Question

Calculate the mass of a sample of (initially pure) ${}^{\mathbf{40}}\mathbf{K}$that has an initial decay rate of$\mathbf{1}\mathbf{.}\mathbf{70}\mathbf{\times }{\mathbf{10}}^{\mathbf{5}}$disintegrations/s. The isotope has a half-life of $\mathbf{1}\mathbf{.}\mathbf{28}\mathbf{\times }{\mathbf{10}}^{\mathbf{9}}\mathbf{y}$.

Short answer

The mass of a sample of${}^{40}\mathrm{K}$ is $0.66\mathrm{g}$.

Step-by-step solution

The given data

a) Initial decay rate of ${}^{40}\mathrm{K},{\mathrm{R}}_0=1.70\times {10}^5\mathrm{disintegration}/\mathrm{s}$,

b) Half-life of the isotope,$T_{1/2}=1.28\times {10}^9\mathrm{or}4.04\times {10}^{16}\mathrm{s}$

c) Molar mass of the sample,$A=40\mathrm{g}/\mathrm{mol}$

Understanding the concept of decay  and mass

The radioactive decay is due to the loss of the elementary particles from an unstable nucleus to convert them into a more stable one. From the concept of the decay rate, we can get the number of undecayed nuclei. Now, using this in the equation of finding the number of nuclei then determine unknown mass of the sample using its molar mass value and Avogadro number.

Formulae:

The rate of decay is as follows:

$R=\left(\frac{\mathrm{In}2}{T_{1/2}}\right)N$ ……. (i)

Here, $\lambda$ is the disintegration constant, Nis the number of undecayed nuclei.

$T_{1/2}$is the half-life of the substance, the number of atoms in a given mass of an atom.

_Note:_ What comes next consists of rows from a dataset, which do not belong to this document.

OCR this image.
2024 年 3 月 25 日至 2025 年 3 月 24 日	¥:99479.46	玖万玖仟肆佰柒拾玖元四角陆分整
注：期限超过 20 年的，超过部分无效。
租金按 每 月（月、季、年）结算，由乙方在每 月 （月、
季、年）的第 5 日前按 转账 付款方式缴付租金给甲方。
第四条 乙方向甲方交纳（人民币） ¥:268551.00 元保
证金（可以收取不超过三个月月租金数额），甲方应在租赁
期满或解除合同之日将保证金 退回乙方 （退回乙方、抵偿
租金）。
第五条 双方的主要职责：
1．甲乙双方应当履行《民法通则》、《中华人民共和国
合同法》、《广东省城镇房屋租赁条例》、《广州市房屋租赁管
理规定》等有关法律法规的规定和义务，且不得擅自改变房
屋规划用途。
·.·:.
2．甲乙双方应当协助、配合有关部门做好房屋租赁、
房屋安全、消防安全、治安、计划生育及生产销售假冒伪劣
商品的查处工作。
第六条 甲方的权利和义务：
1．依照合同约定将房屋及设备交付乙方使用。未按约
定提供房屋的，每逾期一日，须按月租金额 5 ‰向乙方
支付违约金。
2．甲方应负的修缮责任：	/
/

$$\begin{gathered} N=\frac{m}{A}{N}_A \\ \mathrm{Here},{\mathrm{N}}_{\mathrm{A}}=6.022\times {10}^{23}\frac{\mathrm{atoms}}{\mathrm{mol}} \end{gathered}$$ …… (ii)

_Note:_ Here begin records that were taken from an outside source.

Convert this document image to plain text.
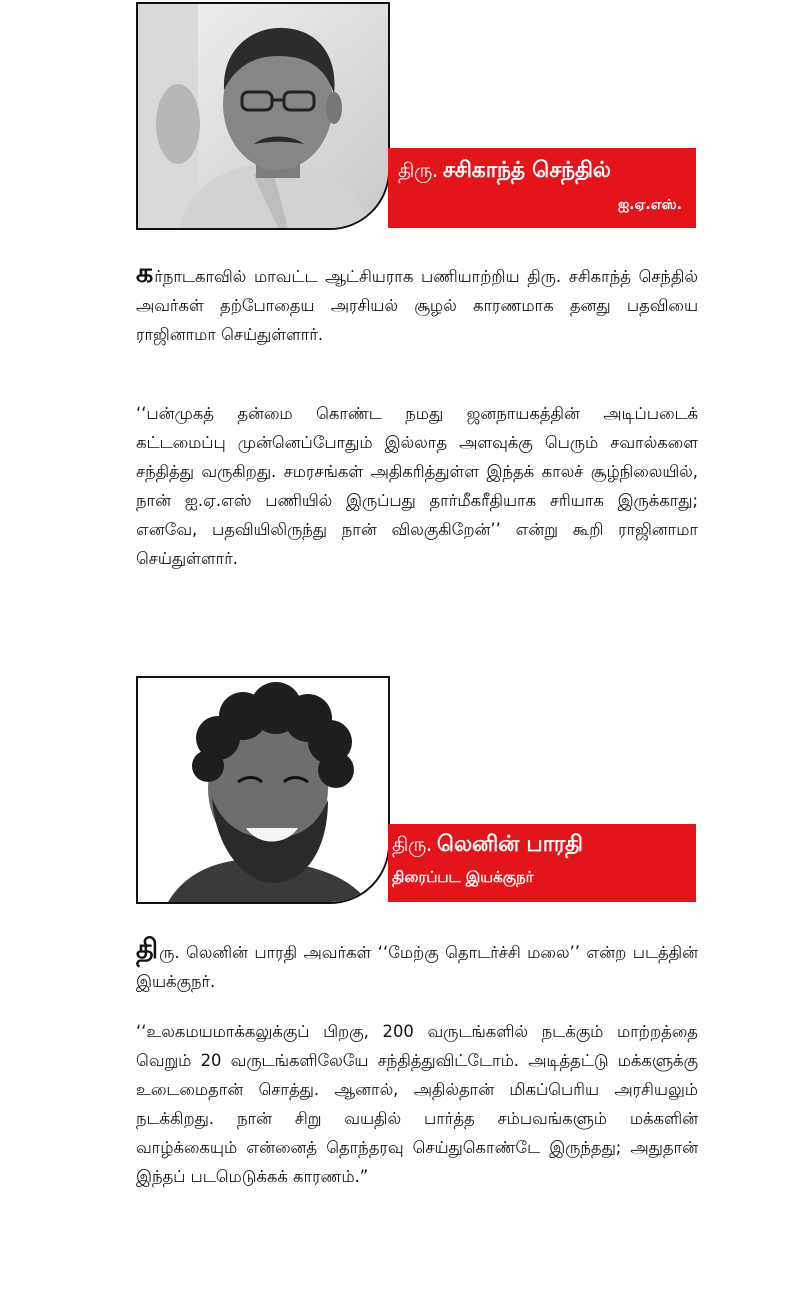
திரு. சசிகாந்த் செந்தில்
ஐ.ஏ.எஸ்.

கர்நாடகாவில் மாவட்ட ஆட்சியராக பணியாற்றிய திரு. சசிகாந்த் செந்தில் அவர்கள் தற்போதைய அரசியல் சூழல் காரணமாக தனது பதவியை ராஜினாமா செய்துள்ளார்.

‘‘பன்முகத் தன்மை கொண்ட நமது ஜனநாயகத்தின் அடிப்படைக் கட்டமைப்பு முன்னெப்போதும் இல்லாத அளவுக்கு பெரும் சவால்களை சந்தித்து வருகிறது. சமரசங்கள் அதிகரித்துள்ள இந்தக் காலச் சூழ்நிலையில், நான் ஐ.ஏ.எஸ் பணியில் இருப்பது தார்மீகரீதியாக சரியாக இருக்காது; எனவே, பதவியிலிருந்து நான் விலகுகிறேன்’’ என்று கூறி ராஜினாமா செய்துள்ளார்.

திரு. லெனின் பாரதி
திரைப்பட இயக்குநர்

திரு. லெனின் பாரதி அவர்கள் ‘‘மேற்கு தொடர்ச்சி மலை’’ என்ற படத்தின் இயக்குநர்.

‘‘உலகமயமாக்கலுக்குப் பிறகு, 200 வருடங்களில் நடக்கும் மாற்றத்தை வெறும் 20 வருடங்களிலேயே சந்தித்துவிட்டோம். அடித்தட்டு மக்களுக்கு உடைமைதான் சொத்து. ஆனால், அதில்தான் மிகப்பெரிய அரசியலும் நடக்கிறது. நான் சிறு வயதில் பார்த்த சம்பவங்களும் மக்களின் வாழ்க்கையும் என்னைத் தொந்தரவு செய்துகொண்டே இருந்தது; அதுதான் இந்தப் படமெடுக்கக் காரணம்.”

Calculate the mass of the potassium sample

Substituting value of number of undecayed nuclei from the equation (i) in equation (ii), determine the mass of the potassium sample as follows:

$m=\left(\frac{R{T}_{1/2}}{\mathrm{In}2}\right)\left(\frac{A}{N_A}\right)$

Substitute the values and solve as:

$$\begin{gathered} m=\left(\frac{\left(1.70\times {10}^5{\displaystyle \frac{\mathrm{disintegration}}{s}}\right)\left(4.04\times {10}^{16}\mathrm{s}\right)}{\mathrm{In}2}\right)\left(\frac{40{\displaystyle \frac{\mathrm{g}}{\mathrm{mol}}}}{6.022\times {10}^{23}{\displaystyle \frac{\mathrm{atoms}}{\mathrm{mol}}}}\right) \\ =0.66\mathrm{g} \end{gathered}$$

Hence, the value of the mass is 0.66g.